Damned if it wasn’t just like my idea.
Sure, it had some differences, like too many, which made it highly unlikely it was my idea. Instead of top opening to get at the pills, they were side paneled. Pretty smart, actually. Somehow, they were able to build in a small enough motor and lock system that was barely noticeable.

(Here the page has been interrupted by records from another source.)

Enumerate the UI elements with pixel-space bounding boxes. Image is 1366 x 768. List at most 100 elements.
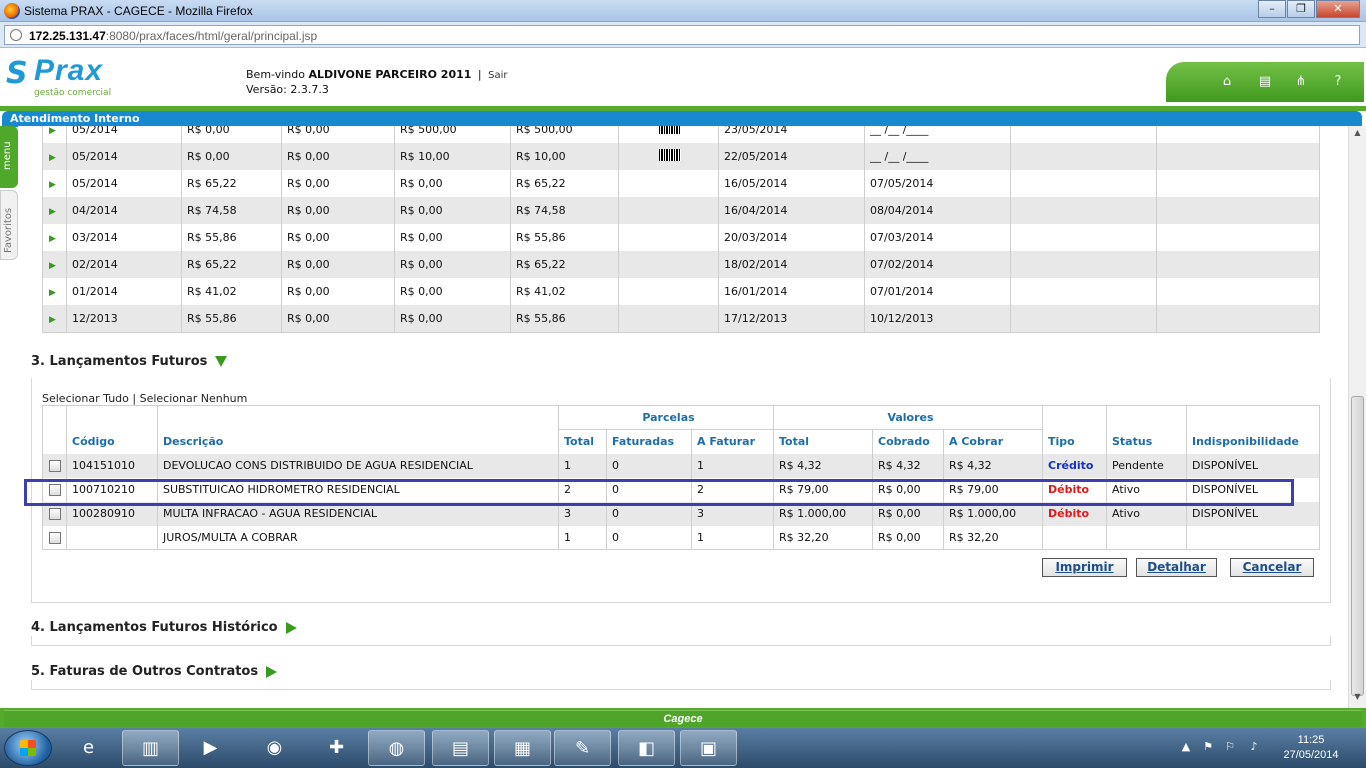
expand-row-icon: ▶	[42, 278, 67, 305]
table-row[interactable]: ▶ 05/2014 R$ 65,22 R$ 0,00 R$ 0,00 R$ 65,22 16…	[42, 170, 1320, 197]
page-scrollbar[interactable]: ▲ ▼	[1348, 126, 1366, 708]
row-checkbox[interactable]	[49, 508, 61, 520]
home-icon[interactable]: ⌂	[1218, 74, 1236, 90]
indisponibilidade-cell: DISPONÍVEL	[1186, 453, 1320, 478]
tipo-cell: Crédito	[1042, 453, 1107, 478]
due-date-cell: 23/05/2014	[718, 126, 865, 143]
url-field[interactable]: 172.25.131.47:8080/prax/faces/html/geral…	[4, 25, 1360, 45]
firefox-icon[interactable]: ◍	[368, 730, 425, 766]
ref-cell: 01/2014	[66, 278, 182, 305]
table-row[interactable]: ▶ 02/2014 R$ 65,22 R$ 0,00 R$ 0,00 R$ 65,22 18…	[42, 251, 1320, 278]
action-center-icon[interactable]: ⚐	[1223, 740, 1237, 754]
payment-date-cell: __ /__ /____	[864, 126, 1011, 143]
value-cell: R$ 0,00	[281, 170, 395, 197]
expand-row-icon[interactable]: ▶	[49, 288, 56, 298]
barcode-cell	[618, 305, 719, 333]
file-explorer-icon[interactable]: ▥	[122, 730, 179, 766]
expand-row-icon: ▶	[42, 305, 67, 333]
indisponibilidade-cell	[1186, 525, 1320, 550]
value-cell: R$ 0,00	[281, 126, 395, 143]
empty-cell	[1156, 305, 1320, 333]
start-button[interactable]	[4, 730, 52, 766]
expand-row-icon[interactable]: ▶	[49, 261, 56, 271]
scrollbar-thumb[interactable]	[1351, 396, 1364, 696]
internet-explorer-icon[interactable]: e	[60, 730, 117, 766]
expand-row-icon[interactable]: ▶	[49, 234, 56, 244]
section-bar: Atendimento Interno	[0, 106, 1366, 127]
collapse-arrow-icon[interactable]	[215, 356, 228, 367]
section4-header[interactable]: 4. Lançamentos Futuros Histórico	[31, 620, 297, 635]
expand-row-icon[interactable]: ▶	[49, 153, 56, 163]
expand-row-icon[interactable]: ▶	[49, 180, 56, 190]
section3-header[interactable]: 3. Lançamentos Futuros	[31, 354, 228, 369]
empty-cell	[1156, 224, 1320, 251]
office-icon[interactable]: ▣	[680, 730, 737, 766]
expand-row-icon[interactable]: ▶	[49, 207, 56, 217]
media-player-icon[interactable]: ▶	[182, 730, 239, 766]
cancel-button[interactable]: Cancelar	[1230, 558, 1314, 577]
table-row[interactable]: ▶ 12/2013 R$ 55,86 R$ 0,00 R$ 0,00 R$ 55,86 17…	[42, 305, 1320, 333]
media-center-icon[interactable]: ▦	[494, 730, 551, 766]
paint-icon[interactable]: ✎	[554, 730, 611, 766]
group-header-valores: Valores	[773, 405, 1043, 430]
help-icon[interactable]: ?	[1329, 74, 1347, 90]
detail-button[interactable]: Detalhar	[1136, 558, 1217, 577]
minimize-button[interactable]: –	[1258, 0, 1286, 18]
ref-cell: 05/2014	[66, 170, 182, 197]
row-checkbox[interactable]	[49, 460, 61, 472]
side-menu-tab[interactable]: menu	[0, 126, 18, 188]
expand-arrow-icon[interactable]	[285, 621, 297, 634]
address-bar: 172.25.131.47:8080/prax/faces/html/geral…	[0, 22, 1366, 48]
col-header-faturadas: Faturadas	[606, 429, 692, 454]
barcode-icon[interactable]	[659, 126, 681, 134]
logout-link[interactable]: Sair	[488, 70, 507, 81]
table-row[interactable]: JUROS/MULTA A COBRAR 1 0 1 R$ 32,20 R$ 0,00 R$…	[42, 525, 1320, 550]
table-row[interactable]: ▶ 04/2014 R$ 74,58 R$ 0,00 R$ 0,00 R$ 74,58 16…	[42, 197, 1320, 224]
close-window-button[interactable]: ✕	[1316, 0, 1360, 18]
expand-row-icon[interactable]: ▶	[49, 315, 56, 325]
table-row[interactable]: ▶ 03/2014 R$ 55,86 R$ 0,00 R$ 0,00 R$ 55,86 20…	[42, 224, 1320, 251]
value-cell: R$ 0,00	[281, 143, 395, 170]
barcode-icon[interactable]	[659, 149, 681, 161]
barcode-cell	[618, 143, 719, 170]
printer-icon[interactable]: ▤	[1256, 74, 1274, 90]
select-all-link[interactable]: Selecionar Tudo	[42, 392, 129, 405]
table-row[interactable]: ▶ 05/2014 R$ 0,00 R$ 0,00 R$ 500,00 R$ 500,00…	[42, 126, 1320, 143]
expand-arrow-icon[interactable]	[266, 665, 278, 678]
network-icon[interactable]: ⚑	[1201, 740, 1215, 754]
value-cell: R$ 55,86	[181, 305, 282, 333]
volume-icon[interactable]: ♪	[1247, 740, 1261, 754]
payment-date-cell: __ /__ /____	[864, 143, 1011, 170]
expand-row-icon[interactable]: ▶	[49, 126, 56, 136]
empty-cell	[1010, 170, 1157, 197]
barcode-cell	[618, 278, 719, 305]
invoices-table: ▶ 05/2014 R$ 0,00 R$ 0,00 R$ 500,00 R$ 500,00…	[42, 126, 1320, 333]
side-favorites-tab[interactable]: Favoritos	[0, 190, 18, 260]
restore-button[interactable]: ❐	[1287, 0, 1315, 18]
select-none-link[interactable]: Selecionar Nenhum	[140, 392, 248, 405]
col-header-parcelas-total: Total	[558, 429, 607, 454]
expand-row-icon: ▶	[42, 126, 67, 143]
print-button[interactable]: Imprimir	[1042, 558, 1127, 577]
ref-cell: 03/2014	[66, 224, 182, 251]
table-row[interactable]: ▶ 05/2014 R$ 0,00 R$ 0,00 R$ 10,00 R$ 10,00 22…	[42, 143, 1320, 170]
section5-header[interactable]: 5. Faturas de Outros Contratos	[31, 664, 278, 679]
scroll-down-icon[interactable]: ▼	[1351, 692, 1364, 706]
scroll-up-icon[interactable]: ▲	[1351, 128, 1364, 142]
app-red-icon[interactable]: ✚	[308, 730, 365, 766]
empty-cell	[1010, 126, 1157, 143]
virtualbox-icon[interactable]: ◧	[618, 730, 675, 766]
logo-tagline: gestão comercial	[34, 88, 112, 98]
row-checkbox[interactable]	[49, 531, 61, 544]
payment-date-cell: 07/03/2014	[864, 224, 1011, 251]
due-date-cell: 17/12/2013	[718, 305, 865, 333]
chrome-icon[interactable]: ◉	[246, 730, 303, 766]
value-cell: R$ 0,00	[281, 305, 395, 333]
show-hidden-icons-icon[interactable]: ▲	[1179, 740, 1193, 754]
sitemap-icon[interactable]: ⋔	[1292, 74, 1310, 90]
taskbar-clock[interactable]: 11:25 27/05/2014	[1275, 733, 1347, 763]
table-row[interactable]: ▶ 01/2014 R$ 41,02 R$ 0,00 R$ 0,00 R$ 41,02 16…	[42, 278, 1320, 305]
scanner-icon[interactable]: ▤	[432, 730, 489, 766]
table-row[interactable]: 104151010 DEVOLUCAO CONS DISTRIBUIDO DE A…	[42, 453, 1320, 478]
value-cell: R$ 55,86	[510, 224, 619, 251]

Proctor and Gamble! Damn. Big name. Pretty soon it was being advertised non-stop on tv. I bought several for me and Emma.
Damn those P&G people, smart whippersnappers.
The following Christmas, Jack surprised us with an all-paid trip to the north coast of Honduras. Trip included a boat trip to a touristy island called Utilla.
Count me lucky, hey?
&&&
An off-season storm rolled through leaving a humid heaviness in the air, water dripped off the thatch forming little pockets in the sand around the hut.
Emma and I were lying in hammocks which had holes in them which made it handy for swinging with our feet. Three pigs were rooting around us waiting for scraps, adorable little guys until one of them bit me, no real harm though. I’m practicing Buddhism so I know how to deal with such things equanimously.
‘Emma, I ordered you another Mai Tai. Hey, I have an idea on how to completely change how those underwater flippers work. You know the ones the divers use? The sun will power the…’
‘Ned, can you tell them to hurry with my Mai Tai, and where’s my grilled cheese sandwich?’
Damn, she just sort of cut me off. Maybe it’s time for a nap.